In $\Delta PQR$,$\overline{PM}$ is an altitude. If $PM^2 = QM \times RM$,prove that $\Delta PQR$ is a right-angled triangle.

(N/A) Given: In $\Delta PQR$,$\overline{PM} \perp \overline{QR}$ and $PM^2 = QM \times RM$.
Step $1$: From the given equation,we have $\frac{PM}{QM} = \frac{RM}{PM}$.
Step $2$: In $\Delta PMQ$ and $\Delta RMP$,$\angle PMQ = \angle RMP = 90^\circ$ (since $\overline{PM}$ is an altitude).

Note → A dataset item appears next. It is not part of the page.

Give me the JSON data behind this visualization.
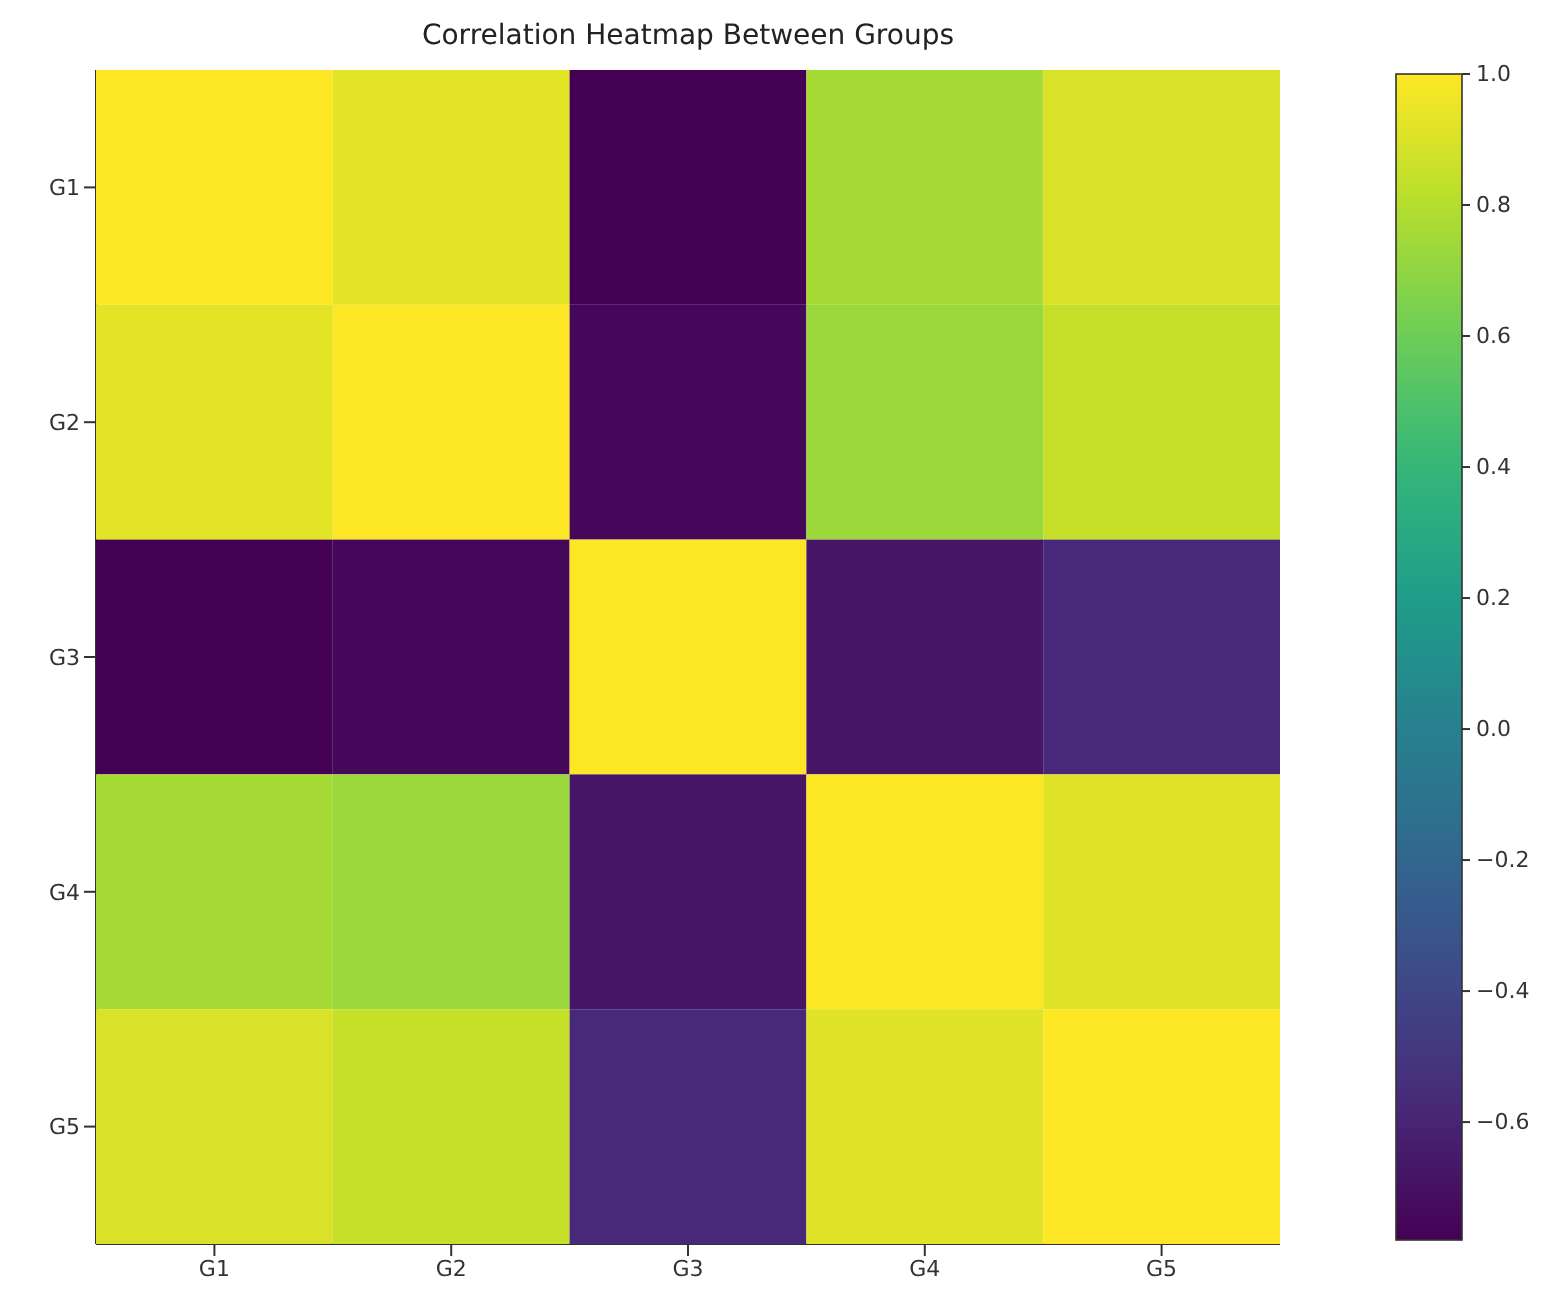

Step $3$: By the $SAS$ similarity criterion,$\Delta PMQ \sim \Delta RMP$.
Step $4$: Since the triangles are similar,their corresponding angles are equal: $\angle QPM = \angle PRM$ and $\angle PQM = \angle RPM$.
Step $5$: In $\Delta PQR$,the sum of angles is $180^\circ$. Thus,$\angle P + \angle Q + \angle R = 180^\circ$.
Step $6$: Substituting the angles,we get $\angle QPM + \angle RPM + \angle Q + \angle R = 180^\circ$.
Step $7$: Since $\angle QPM = \angle R$ and $\angle RPM = \angle Q$,we have $\angle R + \angle Q + \angle Q + \angle R = 180^\circ$,which simplifies to $2(\angle Q + \angle R) = 180^\circ$,so $\angle Q + \angle R = 90^\circ$.
Step $8$: Therefore,$\angle P = 180^\circ - 90^\circ = 90^\circ$. Hence,$\Delta PQR$ is a right-angled triangle.